= Won Mississippi =

Won Mississippi is an alternative post hardcore band based in Berwick-Upon-Tweed, UK. The group, which formed in 2001, consists of Patrick Baird (vocals), Rob Wilkinson (guitars), Dan Richards (bass) and Adam Roberts (drums).

== History ==

Won Mississippi quickly created a strong fan-base in North East England, and started to gig regularly across Southern and Central Scotland. They also performed consistently in Newcastle upon Tyne supporting several bands including Mavis, Josephine and Antihero. They have also supported the American indie band, Death Cab for Cutie and Scottish indie supremos Stapleton.

They formed in October 2000 and released their first album (Sleeping spoons) in February 2001. They followed this with the two track e.p. "Next Weeks Antiques." In 2003, they signed with Hackpen Records and released their second album in the autumn of that year. Welcomes Careful Drivers was met with critical acclaim, with several tracks from the album being played on Radio 1 sessions in both Scotland and Ireland. In 2005 the album was selected by Is This Music? magazine as one of the 100 greatest rock albums in Scottish history and received a 4K review in top U.K. rock magazine KERRANG!.
They released an internet e.p. called "Futureproof y'rself" in 2005 and may be released in physical form (possibly 7" single) sometime in 2009.
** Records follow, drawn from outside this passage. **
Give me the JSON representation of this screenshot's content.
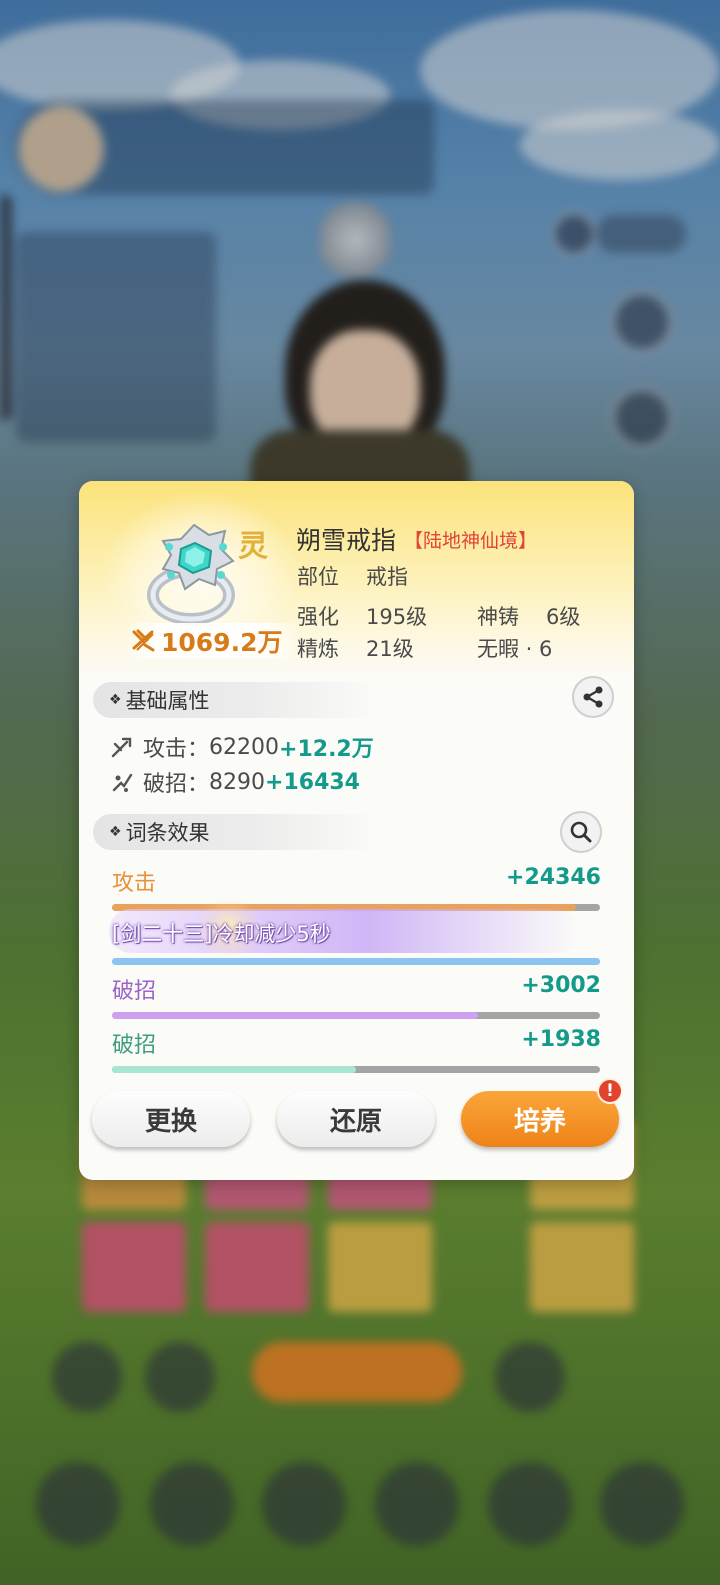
{
  "item": {
    "badge": "灵",
    "power": "1069.2万",
    "name": "朔雪戒指",
    "rank": "【陆地神仙境】",
    "slot_label": "部位",
    "slot_value": "戒指",
    "enhance_label": "强化",
    "enhance_value": "195级",
    "forge_label": "神铸",
    "forge_value": "6级",
    "refine_label": "精炼",
    "refine_value": "21级",
    "flawless": "无暇 · 6"
  },
  "base_attrs": {
    "title": "基础属性",
    "share_icon": "share-icon",
    "rows": [
      {
        "label": "攻击：",
        "value": "62200",
        "bonus": "+12.2万",
        "icon": "attack-icon"
      },
      {
        "label": "破招：",
        "value": "8290",
        "bonus": "+16434",
        "icon": "break-icon"
      }
    ]
  },
  "affixes": {
    "title": "词条效果",
    "search_icon": "magnifier-icon",
    "rows": [
      {
        "label": "攻击",
        "value": "+24346",
        "fill": 0.95,
        "label_color": "#e8913a",
        "bar_color": "#e8a25e"
      },
      {
        "label": "[剑二十三]冷却减少5秒",
        "special": true,
        "fill": 1.0,
        "bar_color": "#8cc4f2"
      },
      {
        "label": "破招",
        "value": "+3002",
        "fill": 0.75,
        "label_color": "#9a64c8",
        "bar_color": "#cfa0ef"
      },
      {
        "label": "破招",
        "value": "+1938",
        "fill": 0.5,
        "label_color": "#3f9c7e",
        "bar_color": "#a9e6d2"
      }
    ]
  },
  "actions": {
    "replace": "更换",
    "restore": "还原",
    "cultivate": "培养",
    "alert": "!"
  },
  "colors": {
    "accent_orange": "#ee8318",
    "bonus_green": "#139a8a",
    "rank_red": "#e2433a",
    "power_orange": "#d77a18"
  }
}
Won Mississippi completed their new full-length album (Their first in 5 years) called "We are, are we not natives?" in early summer 2009. Several tracks were showcased on Scottish radio station Leith FM and Korea based AMS Tunes podcast Listen or die.

At the tail end of 2009, top music site jockrock.com listed Welcomes Careful Drivers as number 7 in their Top Scottish albums of the naughties chart. Sleeping Spoons also appeared at number 27.

== Discography ==
Sleeping Spoons (2001)
Next Week's Antiques (2002)
Welcomes Careful Drivers (2003Hackpen Records)
Futureproof y'rself (2005)
We Are, Are We Not, Natives (2009)

== Side Projects ==

In 2007 Rob Wilkinson joined the band, Ditch Your Sidekicks, another Berwick based group who are currently performing regularly in the area and gathering material for a debut album. Rob also plays for Tobias The Band which are tantalisingly described as Alt.country/gothic/punk with garage gospel overtones.